2015 计蒜客初赛题解之工作区的颜值选择
标签(空格分隔): ACM
—题解思路
- 简单数据 暴力代码
#include <iostream>
#include <cstdio>
using namespace std;
const int Maxn = 2, Maxm = 3;
int C[Maxn][Maxm], U[Maxn][Maxm], W[Maxn][Maxm];
int n, m, k;
inline int abs(int x) {
return x < 0 ? -x : x;
}
inline int cost(int c, int i, int j) {
return (abs(c + i + j + 2) ^ U[i][j]) * W[i][j];
}
int dirx[] = {-1, 0, 1, 0};
int diry[] = {0, -1, 0, 1};
int optimize(int x, int y) {
if (y >= m) return 0;
if (x >= n) return optimize(x ^ 1, y + 1);
int best = -1;
for (int i = -k; i <= k; ++i) {
int tmp = cost(i,x, y);
for (int l = 0; l < 4; ++l) {
int nx = dirx[l] + x;
int ny = diry[l] + y;
if (nx < 0 || nx >= n || ny < 0 || ny >= m) continue;
tmp += abs(i + C[nx][ny]);
}
if (best == -1 || tmp < best) best = tmp;
}
return best + optimize(x ^ 1, y + 1);
}
int solve(int x, int y) {
if (y >= m) return optimize(1, 0);
if (x >= n) return solve(x ^ 1, y + 1);
int ans = -1;
for (int i = -k; i <= k; ++i) {
C[x][y] = i;
if (ans == -1) ans = solve(x ^ 1, y + 1) + cost(i, x, y);
else ans = min(ans, solve(x ^ 1, y + 1) + cost(i, x, y));
}
return ans;
}
int main(){
scanf("%d %d %d", &n, &m, &k);
for (int i = 0; i < n; ++i) {
for (int j = 0; j < m; ++j) {
scanf("%d", &U[i][j]);
}
}
for (int i = 0; i < n; ++i) {
for (int j = 0; j < m; ++j) {
scanf("%d", &W[i][j]);
}
}
printf("%d\n", solve(0, 0));
return 0;
}
- 中等数据 动态规划代码(题目范围出错 n可以等于1)
#include <iostream>
#include <cstdio>
using namespace std;
const int Maxn = 2, Maxm = 33, Maxk=33, INF = 0x7FFFFFFF;
int U[Maxn][Maxm], W[Maxn][Maxm];
int n, m, k;
inline int abs(int x) {
return x < 0 ? -x : x;
}
inline int cost(int c, int i, int j) {
return (abs(c + i + j + 2) ^ U[i][j]) * W[i][j];
}
inline int ID(int x) {
return x + Maxk;
}
int dp[Maxm][Maxk << 1][Maxk << 1];
int neg_decision[Maxm][Maxk << 1][Maxk << 1];
int pos_decision[Maxm][Maxk << 1][Maxk << 1];
int solve() {
for (int i = -k; i <= k; ++i) {
for (int j = -k; j <= k; ++j) {
dp[0][ID(i)][ID(j)] = cost(i, 0, 0) + cost(j, 1, 0) + abs(i + j);
}
int neg = -k;
int pos = k;
for (int j = -k; j <= k; ++j) {
if (dp[0][ID(i)][ID(j)] - j < dp[0][ID(i)][ID(neg)] - neg)

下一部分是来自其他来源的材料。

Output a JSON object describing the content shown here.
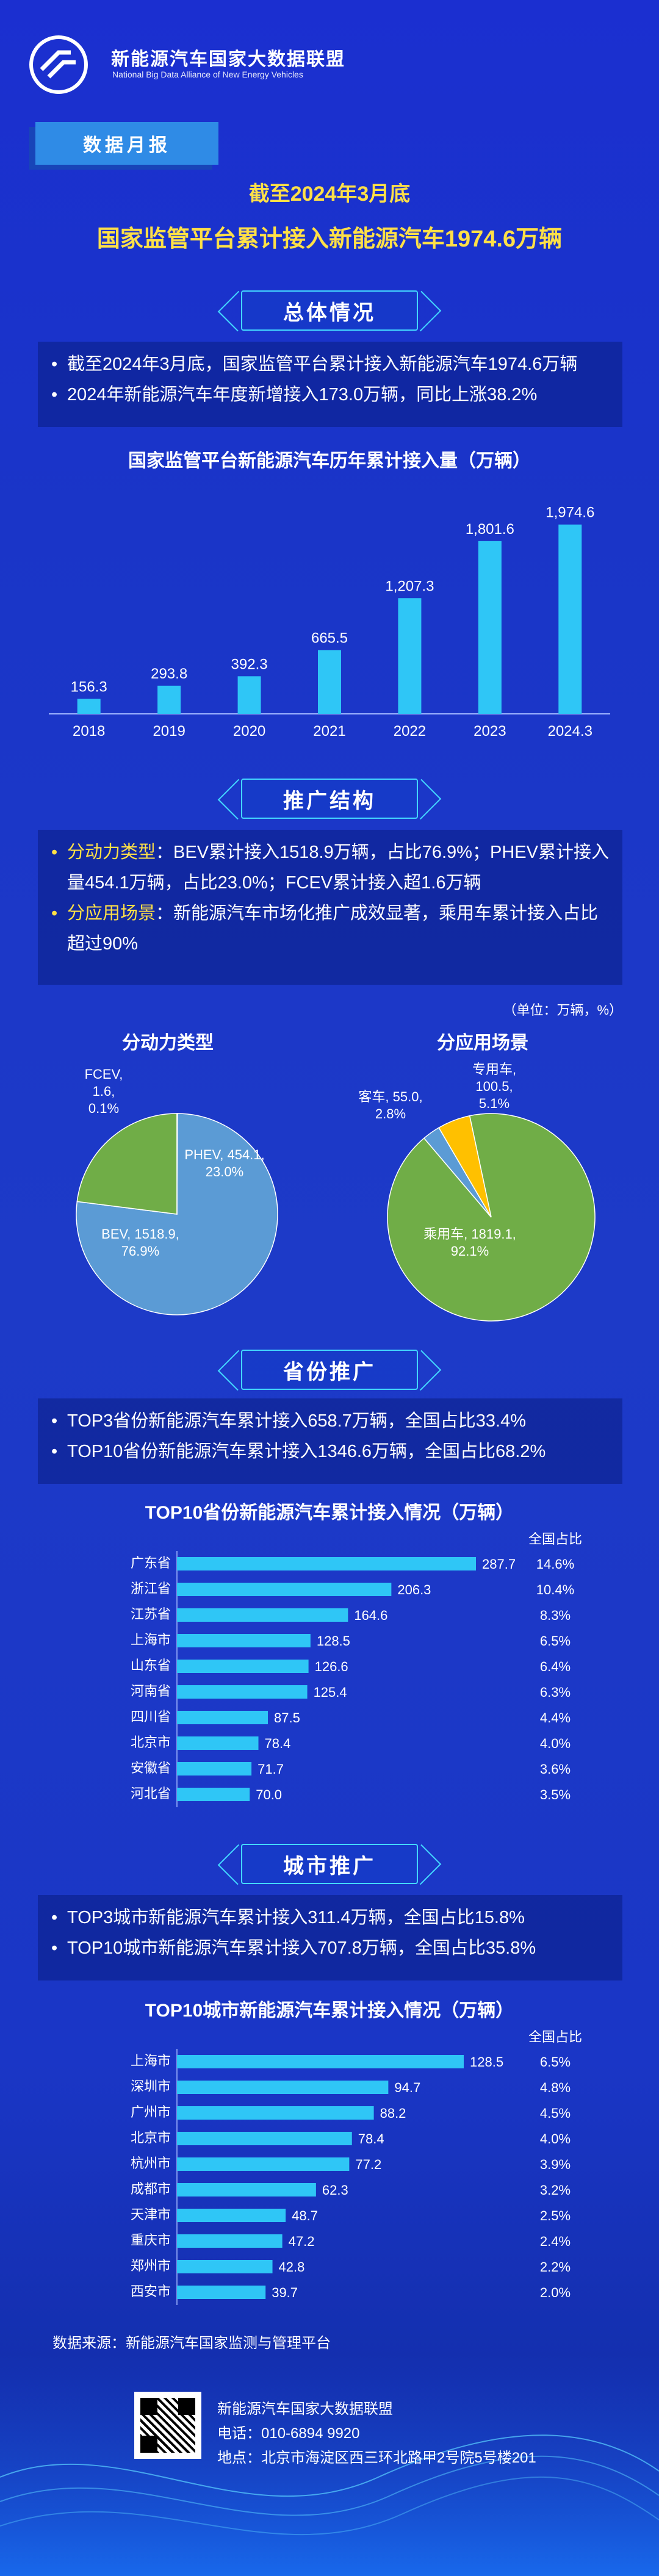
{
  "brand": {
    "name_cn": "新能源汽车国家大数据联盟",
    "name_en": "National Big Data Alliance of New Energy Vehicles"
  },
  "tag": "数据月报",
  "headline": {
    "line1": "截至2024年3月底",
    "line2": "国家监管平台累计接入新能源汽车1974.6万辆"
  },
  "section_overview": {
    "title": "总体情况",
    "bullets": [
      "截至2024年3月底，国家监管平台累计接入新能源汽车1974.6万辆",
      "2024年新能源汽车年度新增接入173.0万辆，同比上涨38.2%"
    ]
  },
  "section_structure": {
    "title": "推广结构",
    "b1_label": "分动力类型",
    "b1_text": "：BEV累计接入1518.9万辆，占比76.9%；PHEV累计接入量454.1万辆，占比23.0%；FCEV累计接入超1.6万辆",
    "b2_label": "分应用场景",
    "b2_text": "：新能源汽车市场化推广成效显著，乘用车累计接入占比超过90%",
    "unit": "（单位：万辆，%）",
    "pie1_title": "分动力类型",
    "pie2_title": "分应用场景"
  },
  "section_province": {
    "title": "省份推广",
    "bullets": [
      "TOP3省份新能源汽车累计接入658.7万辆，全国占比33.4%",
      "TOP10省份新能源汽车累计接入1346.6万辆，全国占比68.2%"
    ]
  },
  "section_city": {
    "title": "城市推广",
    "bullets": [
      "TOP3城市新能源汽车累计接入311.4万辆，全国占比15.8%",
      "TOP10城市新能源汽车累计接入707.8万辆，全国占比35.8%"
    ]
  },
  "colors": {
    "bar": "#2fc6f6",
    "bev": "#5b9bd5",
    "phev": "#70ad47",
    "fcev": "#ffc000",
    "accent": "#ffe047"
  },
  "chart_data": [
    {
      "type": "bar",
      "title": "国家监管平台新能源汽车历年累计接入量（万辆）",
      "categories": [
        "2018",
        "2019",
        "2020",
        "2021",
        "2022",
        "2023",
        "2024.3"
      ],
      "values": [
        156.3,
        293.8,
        392.3,
        665.5,
        1207.3,
        1801.6,
        1974.6
      ],
      "value_labels": [
        "156.3",
        "293.8",
        "392.3",
        "665.5",
        "1,207.3",
        "1,801.6",
        "1,974.6"
      ],
      "xlabel": "",
      "ylabel": "",
      "ylim": [
        0,
        2100
      ]
    },
    {
      "type": "pie",
      "title": "分动力类型",
      "slices": [
        {
          "name": "BEV",
          "value": 1518.9,
          "pct": "76.9%",
          "label": "BEV, 1518.9,",
          "pct_label": "76.9%",
          "color": "#5b9bd5"
        },
        {
          "name": "PHEV",
          "value": 454.1,
          "pct": "23.0%",
          "label": "PHEV, 454.1,",
          "pct_label": "23.0%",
          "color": "#70ad47"
        },
        {
          "name": "FCEV",
          "value": 1.6,
          "pct": "0.1%",
          "label": "FCEV,",
          "label2": "1.6,",
          "pct_label": "0.1%",
          "color": "#ffc000"
        }
      ]
    },
    {
      "type": "pie",
      "title": "分应用场景",
      "slices": [
        {
          "name": "乘用车",
          "value": 1819.1,
          "pct": "92.1%",
          "label": "乘用车, 1819.1,",
          "pct_label": "92.1%",
          "color": "#70ad47"
        },
        {
          "name": "客车",
          "value": 55.0,
          "pct": "2.8%",
          "label": "客车, 55.0,",
          "pct_label": "2.8%",
          "color": "#5b9bd5"
        },
        {
          "name": "专用车",
          "value": 100.5,
          "pct": "5.1%",
          "label": "专用车,",
          "label2": "100.5,",
          "pct_label": "5.1%",
          "color": "#ffc000"
        }
      ]
    },
    {
      "type": "bar",
      "orientation": "horizontal",
      "title": "TOP10省份新能源汽车累计接入情况（万辆）",
      "share_header": "全国占比",
      "categories": [
        "广东省",
        "浙江省",
        "江苏省",
        "上海市",
        "山东省",
        "河南省",
        "四川省",
        "北京市",
        "安徽省",
        "河北省"
      ],
      "values": [
        287.7,
        206.3,
        164.6,
        128.5,
        126.6,
        125.4,
        87.5,
        78.4,
        71.7,
        70.0
      ],
      "value_labels": [
        "287.7",
        "206.3",
        "164.6",
        "128.5",
        "126.6",
        "125.4",
        "87.5",
        "78.4",
        "71.7",
        "70.0"
      ],
      "shares": [
        "14.6%",
        "10.4%",
        "8.3%",
        "6.5%",
        "6.4%",
        "6.3%",
        "4.4%",
        "4.0%",
        "3.6%",
        "3.5%"
      ]
    },
    {
      "type": "bar",
      "orientation": "horizontal",
      "title": "TOP10城市新能源汽车累计接入情况（万辆）",
      "share_header": "全国占比",
      "categories": [
        "上海市",
        "深圳市",
        "广州市",
        "北京市",
        "杭州市",
        "成都市",
        "天津市",
        "重庆市",
        "郑州市",
        "西安市"
      ],
      "values": [
        128.5,
        94.7,
        88.2,
        78.4,
        77.2,
        62.3,
        48.7,
        47.2,
        42.8,
        39.7
      ],
      "value_labels": [
        "128.5",
        "94.7",
        "88.2",
        "78.4",
        "77.2",
        "62.3",
        "48.7",
        "47.2",
        "42.8",
        "39.7"
      ],
      "shares": [
        "6.5%",
        "4.8%",
        "4.5%",
        "4.0%",
        "3.9%",
        "3.2%",
        "2.5%",
        "2.4%",
        "2.2%",
        "2.0%"
      ]
    }
  ],
  "footer": {
    "source": "数据来源：新能源汽车国家监测与管理平台",
    "org": "新能源汽车国家大数据联盟",
    "phone": "电话：010-6894 9920",
    "address": "地点：北京市海淀区西三环北路甲2号院5号楼201"
  }
}
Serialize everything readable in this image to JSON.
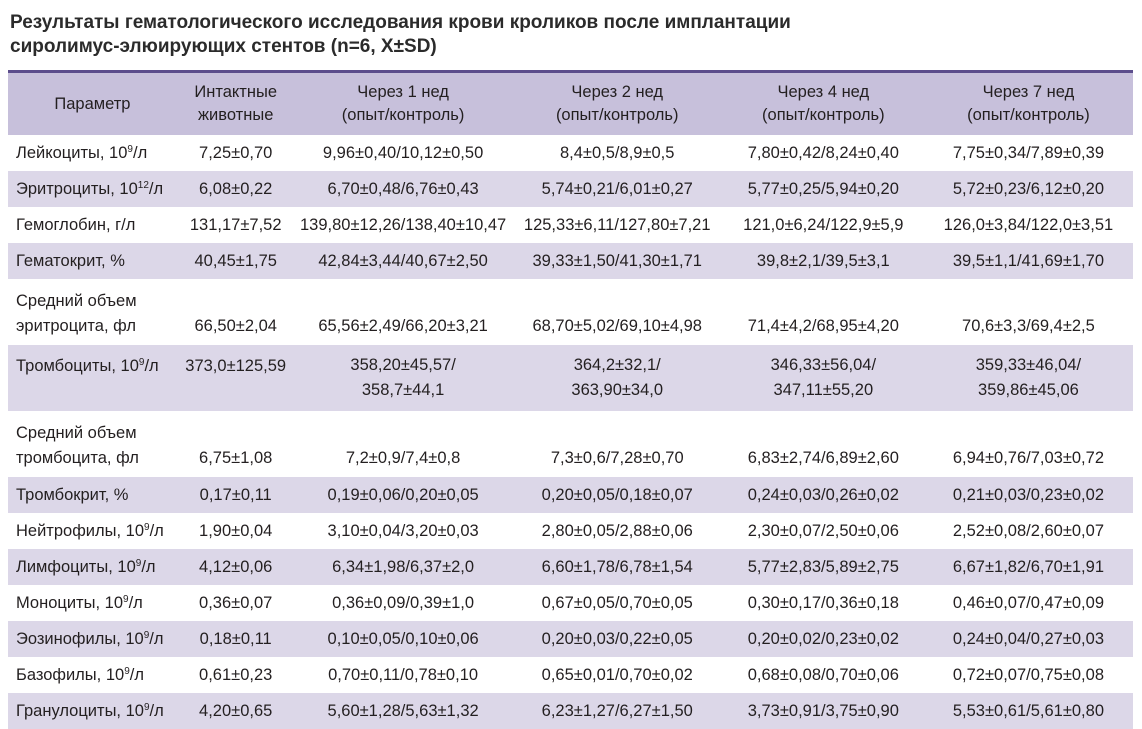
{
  "caption": {
    "line1": "Результаты гематологического исследования крови кроликов после имплантации",
    "line2": "сиролимус-элюирующих стентов (n=6, X±SD)"
  },
  "header": [
    {
      "l1": "Параметр",
      "l2": ""
    },
    {
      "l1": "Интактные",
      "l2": "животные"
    },
    {
      "l1": "Через 1 нед",
      "l2": "(опыт/контроль)"
    },
    {
      "l1": "Через 2 нед",
      "l2": "(опыт/контроль)"
    },
    {
      "l1": "Через 4 нед",
      "l2": "(опыт/контроль)"
    },
    {
      "l1": "Через 7 нед",
      "l2": "(опыт/контроль)"
    }
  ],
  "rows": [
    {
      "param": "Лейкоциты, 10",
      "exp": "9",
      "unit": "/л",
      "v": [
        "7,25±0,70",
        "9,96±0,40/10,12±0,50",
        "8,4±0,5/8,9±0,5",
        "7,80±0,42/8,24±0,40",
        "7,75±0,34/7,89±0,39"
      ]
    },
    {
      "param": "Эритроциты, 10",
      "exp": "12",
      "unit": "/л",
      "v": [
        "6,08±0,22",
        "6,70±0,48/6,76±0,43",
        "5,74±0,21/6,01±0,27",
        "5,77±0,25/5,94±0,20",
        "5,72±0,23/6,12±0,20"
      ]
    },
    {
      "param": "Гемоглобин, г/л",
      "exp": "",
      "unit": "",
      "v": [
        "131,17±7,52",
        "139,80±12,26/138,40±10,47",
        "125,33±6,11/127,80±7,21",
        "121,0±6,24/122,9±5,9",
        "126,0±3,84/122,0±3,51"
      ]
    },
    {
      "param": "Гематокрит, %",
      "exp": "",
      "unit": "",
      "v": [
        "40,45±1,75",
        "42,84±3,44/40,67±2,50",
        "39,33±1,50/41,30±1,71",
        "39,8±2,1/39,5±3,1",
        "39,5±1,1/41,69±1,70"
      ]
    },
    {
      "param": "Средний объем эритроцита, фл",
      "exp": "",
      "unit": "",
      "v": [
        "66,50±2,04",
        "65,56±2,49/66,20±3,21",
        "68,70±5,02/69,10±4,98",
        "71,4±4,2/68,95±4,20",
        "70,6±3,3/69,4±2,5"
      ]
    },
    {
      "param": "Тромбоциты, 10",
      "exp": "9",
      "unit": "/л",
      "v": [
        "373,0±125,59",
        "358,20±45,57/",
        "364,2±32,1/",
        "346,33±56,04/",
        "359,33±46,04/"
      ],
      "v2": [
        "",
        "358,7±44,1",
        "363,90±34,0",
        "347,11±55,20",
        "359,86±45,06"
      ]
    },
    {
      "param": "Средний объем тромбоцита, фл",
      "exp": "",
      "unit": "",
      "v": [
        "6,75±1,08",
        "7,2±0,9/7,4±0,8",
        "7,3±0,6/7,28±0,70",
        "6,83±2,74/6,89±2,60",
        "6,94±0,76/7,03±0,72"
      ]
    },
    {
      "param": "Тромбокрит, %",
      "exp": "",
      "unit": "",
      "v": [
        "0,17±0,11",
        "0,19±0,06/0,20±0,05",
        "0,20±0,05/0,18±0,07",
        "0,24±0,03/0,26±0,02",
        "0,21±0,03/0,23±0,02"
      ]
    },
    {
      "param": "Нейтрофилы, 10",
      "exp": "9",
      "unit": "/л",
      "v": [
        "1,90±0,04",
        "3,10±0,04/3,20±0,03",
        "2,80±0,05/2,88±0,06",
        "2,30±0,07/2,50±0,06",
        "2,52±0,08/2,60±0,07"
      ]
    },
    {
      "param": "Лимфоциты, 10",
      "exp": "9",
      "unit": "/л",
      "v": [
        "4,12±0,06",
        "6,34±1,98/6,37±2,0",
        "6,60±1,78/6,78±1,54",
        "5,77±2,83/5,89±2,75",
        "6,67±1,82/6,70±1,91"
      ]
    },
    {
      "param": "Моноциты, 10",
      "exp": "9",
      "unit": "/л",
      "v": [
        "0,36±0,07",
        "0,36±0,09/0,39±1,0",
        "0,67±0,05/0,70±0,05",
        "0,30±0,17/0,36±0,18",
        "0,46±0,07/0,47±0,09"
      ]
    },
    {
      "param": "Эозинофилы, 10",
      "exp": "9",
      "unit": "/л",
      "v": [
        "0,18±0,11",
        "0,10±0,05/0,10±0,06",
        "0,20±0,03/0,22±0,05",
        "0,20±0,02/0,23±0,02",
        "0,24±0,04/0,27±0,03"
      ]
    },
    {
      "param": "Базофилы, 10",
      "exp": "9",
      "unit": "/л",
      "v": [
        "0,61±0,23",
        "0,70±0,11/0,78±0,10",
        "0,65±0,01/0,70±0,02",
        "0,68±0,08/0,70±0,06",
        "0,72±0,07/0,75±0,08"
      ]
    },
    {
      "param": "Гранулоциты, 10",
      "exp": "9",
      "unit": "/л",
      "v": [
        "4,20±0,65",
        "5,60±1,28/5,63±1,32",
        "6,23±1,27/6,27±1,50",
        "3,73±0,91/3,75±0,90",
        "5,53±0,61/5,61±0,80"
      ]
    }
  ]
}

neg_decision[0][ID(i)][ID(j)] = j;
else neg_decision[0][ID(i)][ID(j)] = neg;
if (dp[0][ID(i)][ID(-j)] - j < dp[0][ID(i)][ID(pos)] + pos)
pos_decision[0][ID(i)][ID(-j)] = -j;
else pos_decision[0][ID(i)][ID(-j)] = pos;
neg = neg_decision[0][ID(i)][ID(j)];
pos = pos_decision[0][ID(i)][ID(-j)];
}
}
for (int t = 1; t < m; ++t) {
for (int i = -k; i <= k; ++i) {
for (int j = -k; j <= k; ++j){
int& tmp = dp[t][ID(i)][ID(j)];
tmp = INF;
for (int l = -k; l <= k; ++l) {
int _neg = neg_decision[t - 1][ID(l)][ID(-j)];
int _pos = pos_decision[t - 1][ID(l)][ID(-j)];
tmp = min(dp[t - 1][ID(l)][ID(_neg)] - _neg - j + abs(l + i), tmp);
tmp = min(dp[t - 1][ID(l)][ID(_pos)] + _pos + j + abs(l + i), tmp);
}
tmp += abs(i + j) + cost(i, 0, t) + cost(j, 1, t);
}
int neg = -k;
int pos = k;
for (int j = -k; j <= k; ++j){
if (dp[t][ID(i)][ID(j)] - j < dp[t][ID(i)][ID(neg)] - neg)
neg_decision[t][ID(i)][ID(j)] = j;
else neg_decision[t][ID(i)][ID(j)] = neg;
if (dp[t][ID(i)][ID(-j)] - j < dp[t][ID(i)][ID(pos)] + pos)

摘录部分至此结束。